Neil Godfrey's latest rant includes a quote from George Orwell, and describes the fact that I will be addressing mythicism and religious freedom in a conference paper as “Orwellian.”
And once again, there is no evidence of awareness of Poe's Law, as a mythicist writes things that seem like a ridiculous parody, something that no one could really believe, and yet it is real and not satire.
Click through, read the post, see what is going on. Look carefully at what is being done. Look at how, despite my acknowledgment that I may have run characteristics of Brodie's student work and his attempts at publication together (since they were mentioned in the same part of the book, and if such students publish anything, it tends to be work produced in the course of their studies), Godfrey continues to focus on such minor details in order to distract from the main point, which is that Brodie's methods are problematic.

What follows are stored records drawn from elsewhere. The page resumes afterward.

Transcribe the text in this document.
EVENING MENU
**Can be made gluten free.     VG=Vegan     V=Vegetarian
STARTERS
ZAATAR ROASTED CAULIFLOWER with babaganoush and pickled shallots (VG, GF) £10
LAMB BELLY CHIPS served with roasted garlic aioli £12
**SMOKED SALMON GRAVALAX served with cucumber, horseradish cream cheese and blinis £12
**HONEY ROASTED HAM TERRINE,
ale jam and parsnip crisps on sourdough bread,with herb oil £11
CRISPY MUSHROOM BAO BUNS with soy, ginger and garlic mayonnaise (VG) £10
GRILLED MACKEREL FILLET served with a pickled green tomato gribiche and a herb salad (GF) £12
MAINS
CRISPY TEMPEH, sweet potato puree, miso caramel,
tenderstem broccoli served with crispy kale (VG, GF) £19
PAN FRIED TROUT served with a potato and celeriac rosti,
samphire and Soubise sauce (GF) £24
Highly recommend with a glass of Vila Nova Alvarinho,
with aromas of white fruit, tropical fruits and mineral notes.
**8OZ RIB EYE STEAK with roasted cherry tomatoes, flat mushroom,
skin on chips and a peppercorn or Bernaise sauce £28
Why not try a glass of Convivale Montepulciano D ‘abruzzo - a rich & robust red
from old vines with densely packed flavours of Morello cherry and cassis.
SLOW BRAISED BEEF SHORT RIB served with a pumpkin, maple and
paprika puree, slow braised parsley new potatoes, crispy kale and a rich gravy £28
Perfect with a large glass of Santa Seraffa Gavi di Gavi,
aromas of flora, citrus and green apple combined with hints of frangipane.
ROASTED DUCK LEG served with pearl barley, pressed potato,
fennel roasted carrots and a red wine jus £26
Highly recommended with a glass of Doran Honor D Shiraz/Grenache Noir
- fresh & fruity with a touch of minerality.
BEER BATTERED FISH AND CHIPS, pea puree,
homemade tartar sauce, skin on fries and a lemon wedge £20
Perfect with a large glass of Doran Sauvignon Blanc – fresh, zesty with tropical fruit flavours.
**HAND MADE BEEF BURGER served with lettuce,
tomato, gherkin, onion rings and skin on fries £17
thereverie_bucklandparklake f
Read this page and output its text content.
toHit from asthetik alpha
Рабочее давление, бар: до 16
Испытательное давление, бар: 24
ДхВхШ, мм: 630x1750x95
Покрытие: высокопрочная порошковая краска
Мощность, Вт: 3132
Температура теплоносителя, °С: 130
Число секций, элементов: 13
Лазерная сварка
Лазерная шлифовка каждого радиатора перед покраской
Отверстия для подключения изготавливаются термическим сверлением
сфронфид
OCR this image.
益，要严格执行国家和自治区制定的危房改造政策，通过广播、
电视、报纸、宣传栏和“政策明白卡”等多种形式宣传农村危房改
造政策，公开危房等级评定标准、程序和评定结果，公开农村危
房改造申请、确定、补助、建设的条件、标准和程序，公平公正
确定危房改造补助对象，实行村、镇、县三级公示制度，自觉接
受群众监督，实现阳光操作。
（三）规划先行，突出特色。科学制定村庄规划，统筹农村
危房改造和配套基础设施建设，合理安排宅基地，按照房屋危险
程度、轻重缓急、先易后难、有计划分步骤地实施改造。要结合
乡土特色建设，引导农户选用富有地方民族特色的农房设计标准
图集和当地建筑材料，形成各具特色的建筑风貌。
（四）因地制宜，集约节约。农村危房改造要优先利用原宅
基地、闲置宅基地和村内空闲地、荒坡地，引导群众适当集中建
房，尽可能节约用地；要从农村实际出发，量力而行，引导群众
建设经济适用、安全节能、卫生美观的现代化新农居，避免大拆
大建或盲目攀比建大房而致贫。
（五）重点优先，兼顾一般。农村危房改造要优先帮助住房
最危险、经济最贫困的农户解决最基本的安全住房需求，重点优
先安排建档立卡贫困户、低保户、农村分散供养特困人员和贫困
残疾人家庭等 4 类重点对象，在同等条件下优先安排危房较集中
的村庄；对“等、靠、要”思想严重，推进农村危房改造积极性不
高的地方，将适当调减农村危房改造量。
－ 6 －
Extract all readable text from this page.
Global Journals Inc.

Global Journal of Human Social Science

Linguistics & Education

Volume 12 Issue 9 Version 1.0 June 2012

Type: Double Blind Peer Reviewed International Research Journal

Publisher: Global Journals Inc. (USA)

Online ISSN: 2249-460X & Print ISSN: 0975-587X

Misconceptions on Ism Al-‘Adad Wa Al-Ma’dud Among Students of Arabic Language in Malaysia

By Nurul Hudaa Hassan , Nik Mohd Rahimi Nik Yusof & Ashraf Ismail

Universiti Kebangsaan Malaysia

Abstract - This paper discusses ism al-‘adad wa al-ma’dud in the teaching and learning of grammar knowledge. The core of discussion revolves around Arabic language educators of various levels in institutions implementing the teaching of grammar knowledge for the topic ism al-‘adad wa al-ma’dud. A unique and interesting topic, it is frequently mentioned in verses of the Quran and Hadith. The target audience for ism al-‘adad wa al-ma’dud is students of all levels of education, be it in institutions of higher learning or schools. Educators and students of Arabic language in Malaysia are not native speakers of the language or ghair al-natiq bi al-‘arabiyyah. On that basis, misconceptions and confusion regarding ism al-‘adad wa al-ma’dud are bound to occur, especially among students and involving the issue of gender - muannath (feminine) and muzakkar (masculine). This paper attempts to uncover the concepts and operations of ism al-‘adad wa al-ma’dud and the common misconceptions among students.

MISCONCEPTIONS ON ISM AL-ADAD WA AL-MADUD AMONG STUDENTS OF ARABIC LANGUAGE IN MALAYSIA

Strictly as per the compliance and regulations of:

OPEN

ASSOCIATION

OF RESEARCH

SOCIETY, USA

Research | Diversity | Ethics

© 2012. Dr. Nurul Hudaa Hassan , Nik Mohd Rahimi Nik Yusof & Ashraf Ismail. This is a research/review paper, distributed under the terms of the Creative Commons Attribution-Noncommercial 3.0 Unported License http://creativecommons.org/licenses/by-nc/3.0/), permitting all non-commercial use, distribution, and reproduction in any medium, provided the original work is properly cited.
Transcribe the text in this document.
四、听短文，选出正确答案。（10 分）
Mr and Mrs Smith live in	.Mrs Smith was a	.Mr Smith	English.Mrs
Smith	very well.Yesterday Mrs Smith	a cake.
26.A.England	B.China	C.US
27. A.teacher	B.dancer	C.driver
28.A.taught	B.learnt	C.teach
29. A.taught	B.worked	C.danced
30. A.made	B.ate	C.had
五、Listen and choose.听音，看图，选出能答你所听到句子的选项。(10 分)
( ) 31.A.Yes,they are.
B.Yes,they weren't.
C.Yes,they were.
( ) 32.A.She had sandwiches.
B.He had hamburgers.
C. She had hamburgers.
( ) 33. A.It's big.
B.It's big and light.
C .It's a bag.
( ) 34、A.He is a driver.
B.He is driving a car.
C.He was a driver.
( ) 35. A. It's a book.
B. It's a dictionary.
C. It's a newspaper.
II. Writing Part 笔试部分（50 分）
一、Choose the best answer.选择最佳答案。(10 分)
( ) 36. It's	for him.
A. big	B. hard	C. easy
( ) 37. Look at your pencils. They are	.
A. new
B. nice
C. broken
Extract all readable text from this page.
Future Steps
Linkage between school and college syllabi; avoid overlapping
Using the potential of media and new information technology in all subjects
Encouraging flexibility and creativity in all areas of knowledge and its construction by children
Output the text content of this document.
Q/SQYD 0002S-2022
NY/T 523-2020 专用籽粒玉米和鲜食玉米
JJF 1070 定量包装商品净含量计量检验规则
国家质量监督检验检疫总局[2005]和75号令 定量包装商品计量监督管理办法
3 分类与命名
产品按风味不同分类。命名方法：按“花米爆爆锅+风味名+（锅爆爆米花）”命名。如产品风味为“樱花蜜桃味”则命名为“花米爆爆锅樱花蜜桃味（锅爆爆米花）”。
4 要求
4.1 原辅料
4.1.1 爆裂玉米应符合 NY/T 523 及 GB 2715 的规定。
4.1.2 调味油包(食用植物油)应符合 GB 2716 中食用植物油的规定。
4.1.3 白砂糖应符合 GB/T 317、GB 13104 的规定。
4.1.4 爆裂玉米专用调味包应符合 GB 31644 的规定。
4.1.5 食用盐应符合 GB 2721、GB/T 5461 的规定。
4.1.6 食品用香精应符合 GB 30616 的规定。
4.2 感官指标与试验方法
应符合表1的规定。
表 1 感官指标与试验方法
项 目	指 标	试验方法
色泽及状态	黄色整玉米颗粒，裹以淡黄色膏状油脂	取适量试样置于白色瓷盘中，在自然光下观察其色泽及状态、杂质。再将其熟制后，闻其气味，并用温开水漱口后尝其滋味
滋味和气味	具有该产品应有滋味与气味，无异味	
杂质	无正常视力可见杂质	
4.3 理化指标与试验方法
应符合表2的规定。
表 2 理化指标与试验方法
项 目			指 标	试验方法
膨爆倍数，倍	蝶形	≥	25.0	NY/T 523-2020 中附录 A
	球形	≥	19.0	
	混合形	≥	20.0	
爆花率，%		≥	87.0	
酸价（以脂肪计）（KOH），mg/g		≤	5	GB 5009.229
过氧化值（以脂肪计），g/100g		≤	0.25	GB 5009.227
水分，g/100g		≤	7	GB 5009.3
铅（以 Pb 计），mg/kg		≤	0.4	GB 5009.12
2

They allow any conclusion one wishes to be drawn, as long as one has sufficient creativity to make connections between texts.
There is nothing inherently Orwellian about academia, in the sense that Godfrey used the term. I followed the appropriate procedures and had a conference paper accepted. If mythicists follow the same rules they can do the same. But they almost never do, making it clear why mythicism is not found persuasive in the academy: it is not due to inappropriate censorship, but mythicists not following the rules of scholarly inquiry.
But of course, no good conspiracy theorist worth their salt will buy that simple explanation, when a more convoluted one that makes them look better can be concocted.
But there most definitely is something Orwellian about mythicism. Have a read of the source of the Orwell quote, in which Orwell focuses particular attention on the use of language to defend the indefensible, and talks about how that is accomplished. And then see if what Orwell wrote about political language reminds you of the sort of language you have encountered on a mythicist blog you may have read.
And then see if you can reread Godfrey's words about psychological projection without laughing out loud.